В конце ноября к Сетанаю подошел клипер «Абрек» и забрал на борт часть людей. Разыгравшаяся непогода заставила судно уйти, не выполнив полностью задачу, и только на следующий год сюда пришла шхуна «Ермак» под командованием 34-летнего лейтенанта Б. К. Деливрона. Но таким уж злополучным местом оказалось это японское побережье, что и на этот раз не обошлось без беды. При подходе к шхуне баркас «Ермака» перевернуло волной, и 13 человек погибли. Найти удалось только восемь трупов, их-то и похоронили здесь же на берегу.

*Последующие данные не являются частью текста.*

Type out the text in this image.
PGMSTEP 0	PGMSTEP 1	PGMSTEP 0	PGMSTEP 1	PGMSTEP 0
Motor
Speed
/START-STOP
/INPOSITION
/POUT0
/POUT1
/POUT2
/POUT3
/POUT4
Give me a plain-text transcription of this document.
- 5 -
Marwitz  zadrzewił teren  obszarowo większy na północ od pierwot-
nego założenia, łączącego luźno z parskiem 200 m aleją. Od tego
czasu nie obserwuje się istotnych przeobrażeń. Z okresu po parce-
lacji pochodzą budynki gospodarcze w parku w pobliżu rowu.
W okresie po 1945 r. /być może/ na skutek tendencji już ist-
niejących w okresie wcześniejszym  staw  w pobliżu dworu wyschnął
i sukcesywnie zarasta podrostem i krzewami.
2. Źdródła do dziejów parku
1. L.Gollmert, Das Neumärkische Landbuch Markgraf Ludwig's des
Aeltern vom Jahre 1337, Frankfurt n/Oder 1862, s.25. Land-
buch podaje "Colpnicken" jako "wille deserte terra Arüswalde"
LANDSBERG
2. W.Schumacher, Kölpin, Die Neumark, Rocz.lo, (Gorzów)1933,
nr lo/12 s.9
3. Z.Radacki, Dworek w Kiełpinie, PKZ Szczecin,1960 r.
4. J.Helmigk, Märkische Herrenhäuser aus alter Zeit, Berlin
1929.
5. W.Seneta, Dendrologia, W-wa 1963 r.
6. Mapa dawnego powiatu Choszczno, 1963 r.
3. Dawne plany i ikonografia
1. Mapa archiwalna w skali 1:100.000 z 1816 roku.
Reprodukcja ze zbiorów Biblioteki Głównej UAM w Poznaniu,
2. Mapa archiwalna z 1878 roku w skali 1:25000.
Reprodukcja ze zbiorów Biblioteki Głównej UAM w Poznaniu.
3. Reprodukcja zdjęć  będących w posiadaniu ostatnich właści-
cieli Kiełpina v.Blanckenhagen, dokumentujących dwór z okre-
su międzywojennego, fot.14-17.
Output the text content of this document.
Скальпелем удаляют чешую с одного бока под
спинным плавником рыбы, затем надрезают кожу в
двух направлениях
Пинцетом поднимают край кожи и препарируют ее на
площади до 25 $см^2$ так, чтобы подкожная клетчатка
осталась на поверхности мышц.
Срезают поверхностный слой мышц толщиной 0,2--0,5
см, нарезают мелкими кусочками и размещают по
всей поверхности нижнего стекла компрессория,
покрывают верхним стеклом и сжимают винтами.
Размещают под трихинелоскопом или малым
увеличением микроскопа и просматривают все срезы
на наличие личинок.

Прошло много десятилетий. Буддийский храм Тэймэдзи, около которого лежали русские моряки, окончательно обветшал, да и холмики, поросшие травой, сравнялись с землей. Настоятель храма Мацудзаки Киемицу забеспокоился о могилах. Ответственный секретарь общества Япония — СССР в Хакодате решил было перенести останки моряков на иностранное кладбище в своем городе, но тут возразили местные жители, которые решили воздвигнуть в районе горы Самбонсунги около города Сэтана памятник. Как позднее один из них писал: «Погибшие догадываются, что близкие чтят их память, однако нетрудно представить, что их души теряют связь с родственниками, они забываются и уходят в небытие». Деньги собирали со всего Хоккайдо, в 1971 г. состоялся перенос праха русских людей, а еще через год, в сентябре, на братской могиле установили красивый памятник. В предисловии к буклету, который был издан в честь этого события, мэр г. Сэтана Сасаки Есихару написал: «Данный памятник, поставленный в память погибших членов экипажа "Алеут", создан на средства, собранные местными жителями, готовыми во имя добрососедства прийти на помощь терпящим бедствие на море».

Интересно, что японцы запросили через советское посольство в Токио сведения о крушении шхуны «Алеут» и поинтересовались фамилиями погибших русских моряков, которые хотели нанести на монумент. Чиновник из Генштаба формально отнесся к этому запросу и после недолгого раздумья написал, что такие сведения не сохранились. На самом деле в Российском государственном архиве Военно-морского флота в Санкт-Петербурге хранится объемистое дело об этом событии, где детально описаны все факты давней трагедии. Известны сегодня и имена погибших у японского берега моряков.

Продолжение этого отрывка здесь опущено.